CITS 2401 Computer Analysis and Visualisation
Page 6 of 6
3. Submission
You are expected to have read and understood the University's guidelines on academic conduct.
Following this policy, you may discuss with other students the general principles required to understand
this project, but the work you submit must be the result of your own effort. Plagiarism detection, and
other systems for detecting potential malpractice, will therefore be used. Besides, if what you submit is
not your own work then you will have learned little and will, therefore, likely, fail the final exam.
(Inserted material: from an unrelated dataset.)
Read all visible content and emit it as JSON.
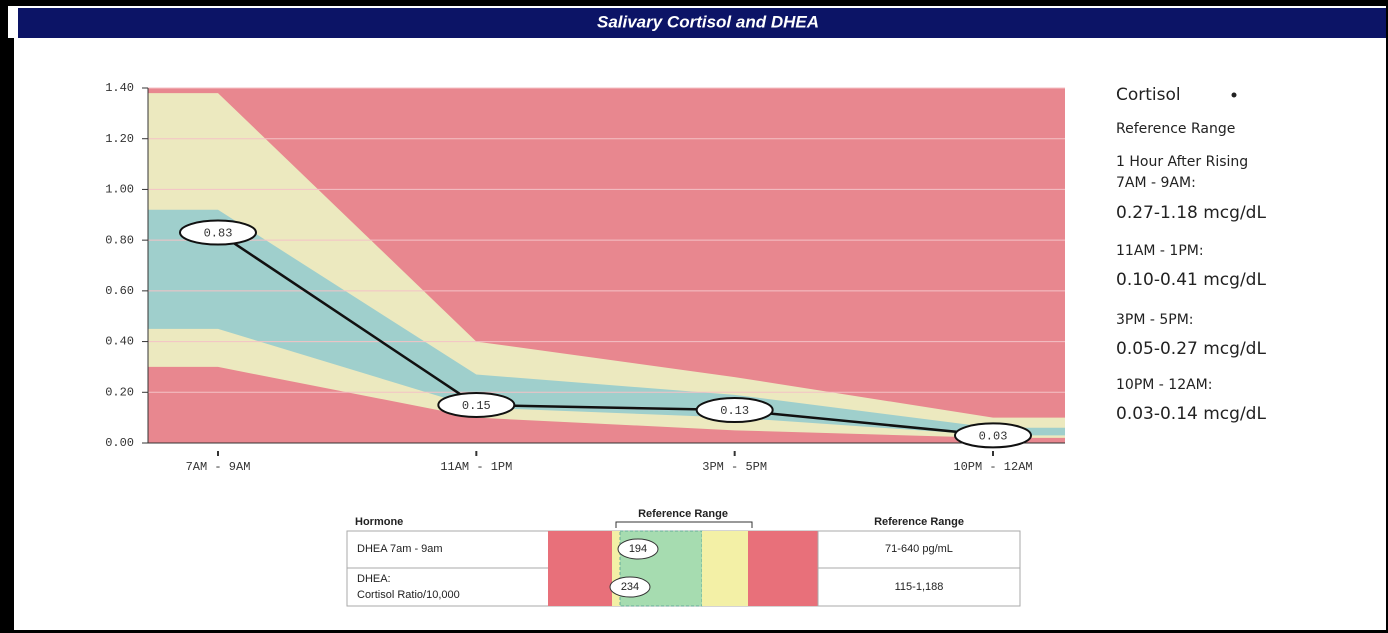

You must submit your project before the submission deadline listed above. Following UWA policy, a late
penalty of 5% will be deducted for each day (24 hours), after the deadline, that the assignment is
submitted. No submissions will be allowed after 7 days following the deadline except approved special
consideration cases.
Submit your Python code in the quiz answer box containing all the functions related to the tasks on the
quiz server (already mentioned in Task 13), as well as a python file which you should name as
A3_StudentId.py. For example, if your student ID is 12345678, then your file name is
A3_12345678.py.
Fail to follow the instructions in this assignment may result in zero grade.